Sunday, January 16, 2011

The Other Hand - Part 1

I'm part of a book club which I figure means the following: read the book, then be prepared to discuss intellectually the parts that resonated with you.

If you have read "The Other Hand" by Chris Cleave, I'm about halfway through at this point. It was published under another title in North America. The main character is a Nigerian girl named Little Bee, and I have the sneaking suspicion Oprah would have chosen this as a book club book, if she even still does that anymore.

Early on, Little Bee talks about scars as being a good thing not a bad thing because to have a scar means that you healed. If you're dead, the wound didn't heal, ergo, no scar. I like this idea. Somewhere I saw a saying that said "a scar is a tattoo with a story", and I've held onto that idea. I like Little Bee's happy aspect to the scar, that it means you triumphed over something, that it didn't get you, that you beat the odds, that you lived to see another day.

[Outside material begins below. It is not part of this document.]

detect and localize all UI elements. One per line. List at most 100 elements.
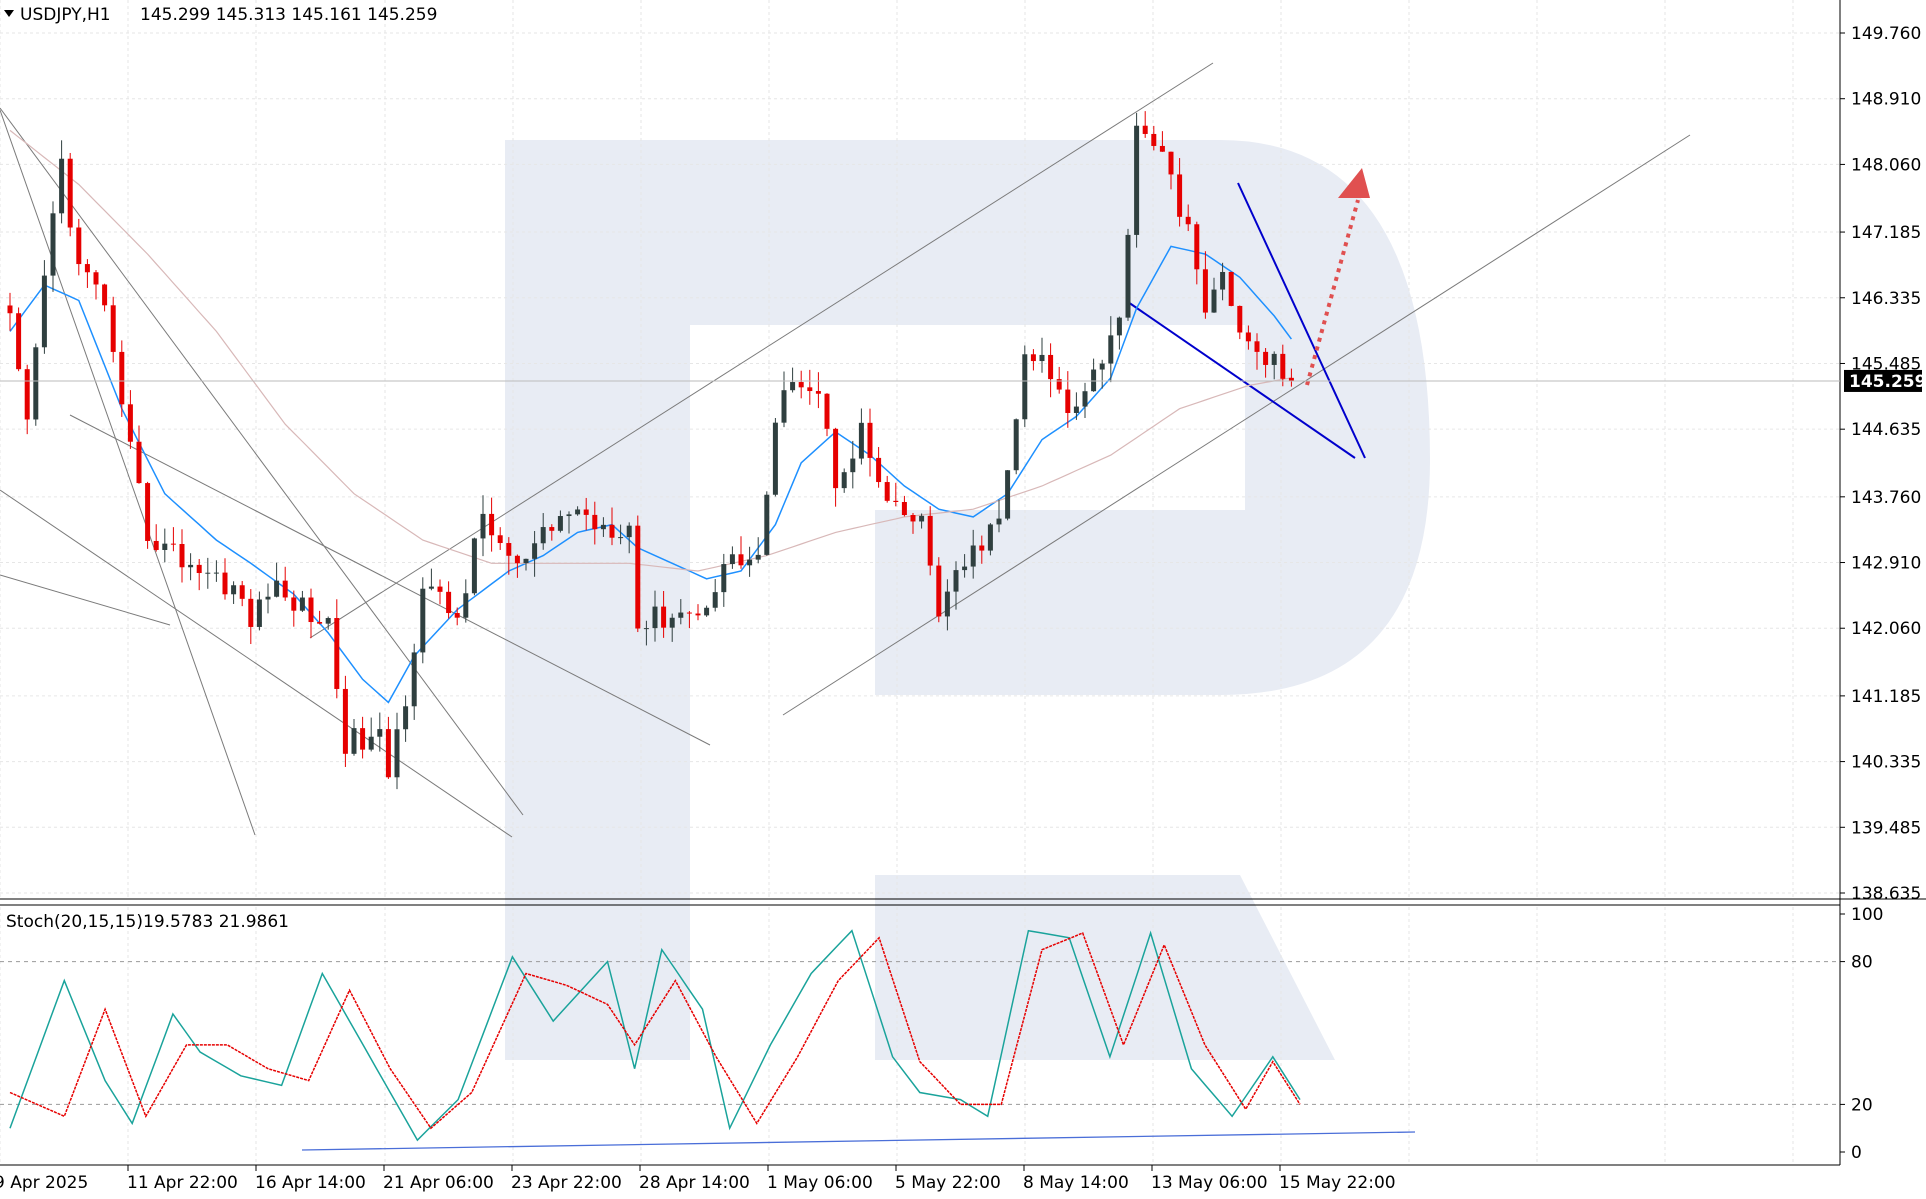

Sarah says about Lawrence that "to stay in the game, you have to be compassionate. One has to acknowledge a certain right-to-life of the other". What strikes me is her suggestion that having an affair is a game with protocols. It's the acknowledgment that what they share isn't complete.

I don't think there's anything wrong with her not feeling sad or upset about her husband's death. I'm also not surprised about his depression. She showed more courage than he did, and I can't think of many people, male or female, who would have been able to live with the daily reminder that they were the lesser of the pair. Their marriage was long over. They were going through the motions. He was dead inside long before he actually died. She knew it was a mistake from the beginning. Cold-hearted bitch? Maybe. But it's a survival thing. His dying should be considered an opportunity for a new start, and that's where the real challenge will lie - not in seeing the scars as positive reminders, not in trying not to lean too heavily on Lawrence for support, but in rebuilding herself. By herself.

Those of you who have read this book - am I on the right wavelength? I guess the back half of the book will tell.